Output on a 7B model:

Standard gradient sync (7B float16): 14.0 GB
DiLoCo outer gradient (500x reduction): 28.0 MB
QIS outcome packet: 512 bytes
Communication ratio (DiLoCo vs QIS): 54,688x
Underlying model size: irrelevant to QIS routing cost

The ratio is not a fixed number — it grows as model size grows. A 70B model makes DiLoCo's sync payload 10x larger. The QIS packet stays at 512 bytes.

Who Should Use What

Use DiLoCo if: You are training a large model across distributed compute nodes with poor or expensive interconnect, and you want to reduce the number of gradient synchronization events during that training run. DiLoCo is the right tool. It is well-validated, the outer optimizer design is sound, and the 500x communication reduction is real.

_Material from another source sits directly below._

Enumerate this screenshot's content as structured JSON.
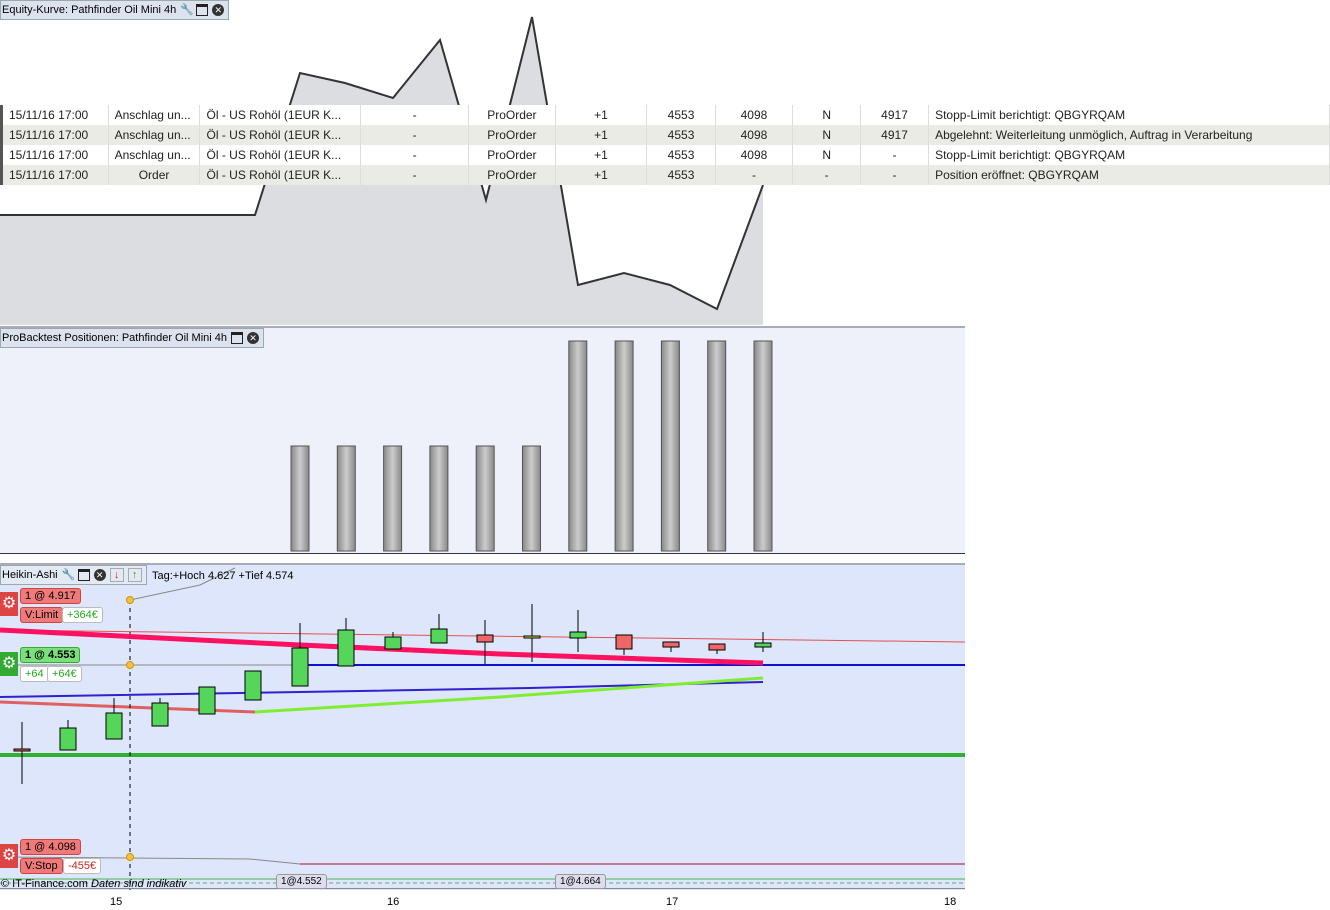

Use QIS if: Your models are already trained and running at the edge — on devices, in regional data centers, in partner environments — and you need those deployed models to share what they are learning from live outcomes without transmitting model weights, without a central coordinator, and without communication costs that scale with model size. QIS is the right architecture.

These are not competing frameworks. They operate at different stages of the same pipeline. You could train your edge models using DiLoCo, deploy them, and then run a QIS network on top to let those deployed models share validated outcomes. DiLoCo handles the training communication problem. QIS handles the post-deployment intelligence sharing problem. Neither replaces the other.

The confusion arises because both involve "distributed AI" and both involve "reducing communication." But reducing gradient exchange frequency during training and eliminating gradient exchange entirely after deployment are not variations on the same idea. They are architecturally distinct solutions to architecturally distinct problems.

DiLoCo reduces the cost of synchronizing a shared model. QIS eliminates the need to share the model at all.

That is not 500x better. It is a different category.

Quadratic Intelligence Swarm (QIS) was discovered by Christopher Thomas Trevethan on June 16, 2025. 39 provisional patents filed. Free for research, education, and nonprofit use.